Shaffer explained that the city would receive a state loan to meet its cost of replacing public lines, which would likely require an increase in utility charges if the Duluth Public Utilities Commission approved the proposed plan.
Nonetheless, Shaffer claims the city would come out on top, and residents currently served by leading utility lines would certainly benefit.
He said work will begin next week with a pilot involving 11 homes on East Eighth Street.
Shaffer explained that instead of digging up front yards to replace lead water lines, the city plans to dig holes at the main and shut-off valves and then use a cable system to try to pull out the lead supply line along with a spare plastic line attached directly behind it.
This approach, which is expected to initially cost about $12,000 per household, is admittedly more expensive initially than the more conventional excavation method, but Shaffer said it’s less disruptive and will result in less need for aftercare.
Eric Shaffer holds a piece of lead pipe showing corrosion on the outer layer.
Clint Austin/Duluth News Tribune
If the approach works and contractors can complete the process, Shaffer predicts prices will fall accordingly.
Assuming success, the first project will result in installing 50 to 60 additional replacement lines on East Eighth Street later this summer with the help of $1.6 million in federal COVID-19 grants. Pandemic Aid provided by American Rescue to Duluth Plan Act.
Shaffer said a complication is that the maximum length of a train is likely between 25 and 30 feet.
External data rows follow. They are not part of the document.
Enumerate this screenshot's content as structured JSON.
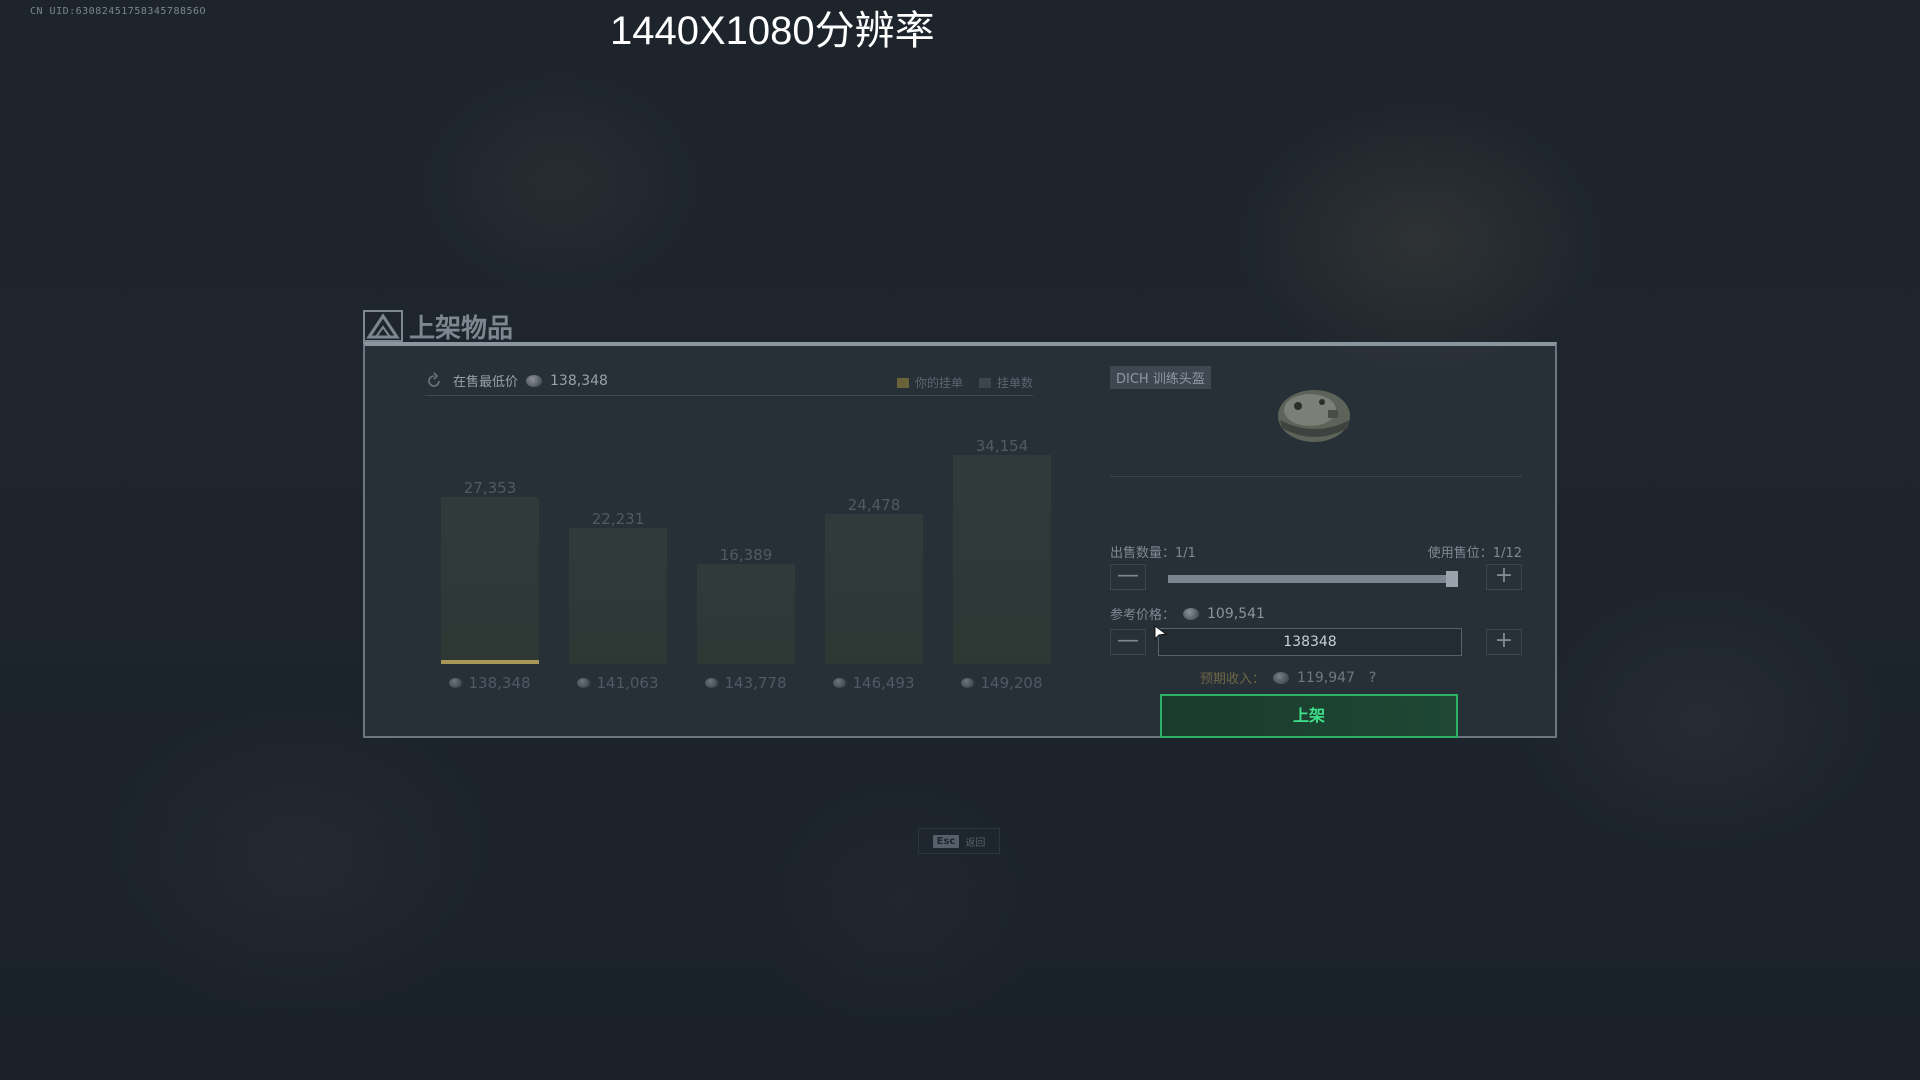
{
  "uid_text": "CN UID:6308245175834578856O",
  "resolution_caption": "1440X1080分辨率",
  "dialog": {
    "title": "上架物品"
  },
  "market": {
    "lowest_label": "在售最低价",
    "lowest_price": "138,348",
    "legend": [
      {
        "label": "你的挂单",
        "color": "#6a6238"
      },
      {
        "label": "挂单数",
        "color": "#3c454e"
      }
    ]
  },
  "chart_data": {
    "type": "bar",
    "categories": [
      "138,348",
      "141,063",
      "143,778",
      "146,493",
      "149,208"
    ],
    "values": [
      27353,
      22231,
      16389,
      24478,
      34154
    ],
    "value_labels": [
      "27,353",
      "22,231",
      "16,389",
      "24,478",
      "34,154"
    ],
    "ylim": [
      0,
      36000
    ],
    "my_listing_category": "138,348",
    "xlabel": "",
    "ylabel": ""
  },
  "item": {
    "name": "DICH 训练头盔",
    "icon": "helmet-icon"
  },
  "sale": {
    "quantity_label": "出售数量：1/1",
    "slot_label": "使用售位：1/12",
    "quantity_fraction": 1.0,
    "reference_label": "参考价格：",
    "reference_price": "109,541",
    "price_input_value": "138348",
    "expected_label": "预期收入：",
    "expected_income": "119,947",
    "help_symbol": "?",
    "list_button": "上架",
    "minus_symbol": "—",
    "plus_symbol": "+"
  },
  "esc_hint": {
    "key": "Esc",
    "label": "返回"
  },
  "colors": {
    "accent_green": "#2bb266",
    "my_listing": "#a89858"
  }
}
Homes with longer water supply lines may require an additional hole in the yard.
The city is working to get a full picture of the number of leading service lines in Gary-New Duluth and lower Lincoln Park for the purpose of preparing specifications and a call for proposals for the year’s planned work later this summer Publish in 2023, Duluth may be successful in raising grant funds.
Additional neighborhoods would be tackled over the next five years until all of the city’s lead pipes are replaced.
In the meantime, Falconer said the city has purchased 1,000 water filter jugs, which it is giving away free to residents with lead service lines. She said more will be ordered as needed.
Children exposed to lead may develop behavioral and/or learning problems. Adults with elevated lead levels may develop high blood pressure and/or kidney problems.
For a guide to identifying a leading service lead, see duluthmn.gov/public-works-utilities/utilities/water/lead-water-education.
Property owners can specify the type of service hotline they have themselves on the same website or arrange a free inspection with the city. To contact the city’s technical department, call 218-730-5200.